The Kindness of Strangers by Kate Adie
by Bonita Louise on 14/10/09 at 6:48 pm
World famous British female war journalist, Kate Adie’s autobiography.
I just had to write this review as Kate Adie’s The Kindness of Stanger’s is possibly one of the best books I’ve ever read. The books title can be related to be anyone who has ever travelled. Originally from Blanche, a character in Tennessee Williams’ A Street Car named Desire. However I think you’d struggle to find a woman less like Blanche Du Bois.
Adie’s life is one that has been lived to the upmost and she takes you on an amazing adventure from following Prince Charles around India, to being shot in the collar bone by an ‘irate Libyan’; the ins and outs of the eccentric BBC to the war in Iraq. In this sense it is also a must-read for those who were born in the later half of the 1980’s to get to grips with a lot of the political and cultural changes you won’t learn about at school, with a lot more insight about the likes of the Royals and the British and army than you would ever read in a newspaper.

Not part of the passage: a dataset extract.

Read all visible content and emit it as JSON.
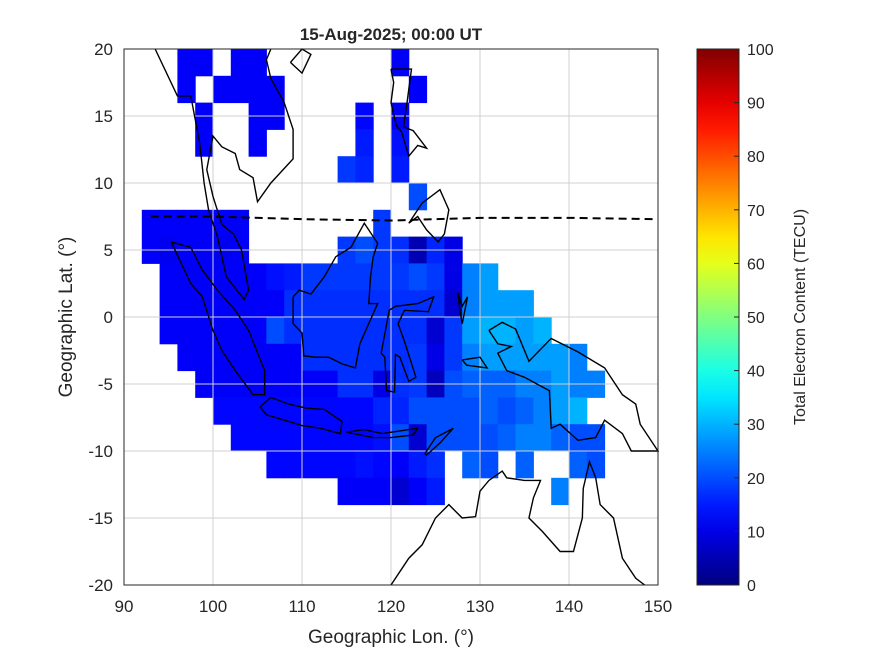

While she could have rightly taken us through agonising descriptions of the horrors she’s seen, she has woven a hilarious self-effacing humour into her novel that even had me laughing out loud on the bus. Whilst I laughed at the idea of her body slamming one of three Tiananmen Square policeman to get into a hotel, it glosses over an extraordinarily brave act by a middle aged woman in order to get her footage of the horrors of China to an otherwise clueless world. Her vocabulary has an enchanting nerd-like quality as this legendry female reporter ‘squawks’ at army generals and goes ‘tootling’ round Sri Lanka in search of a murderer.
What kept me begging for more was a fantastic coyness in revealing details of her personal life that are begging to be asked. In fact you have wait until one of the last chapters before she even touches on her adopted parents. However there are several photos of Kate with her real and adopted mothers. The book is also dedicated to ‘Babe,’ her biological mother, to leave you guessing. She doesn’t even touch on, merely waves towards, ‘a rocky love life’. However her obvious and infectious love for her career permeates into the hands holding the page.
You can sympathise with and fully feel Adies’ bitterness for the way in which the BBC have given up some of their best reporters for a fake tanned, more photogenic bunch who enact any emotion instructed by the editors. However whilst many aging, Arlene Philips-type women have no retired their sofas, throwing insults at the BBC for being replaced, Adie refuses to sink as her autobiography has presented her as not only one of the best reporters of all time but also a vastly talented, not to mention, hilarious writer.
As an aspiring news journo, she has made my aspiration passion. In one of the hardest careers in the world (lets face it, most offices won’t send you out to sleep in frozen trenches and invade Afghanistan) she is a huge role model and in every sense an absolute hero.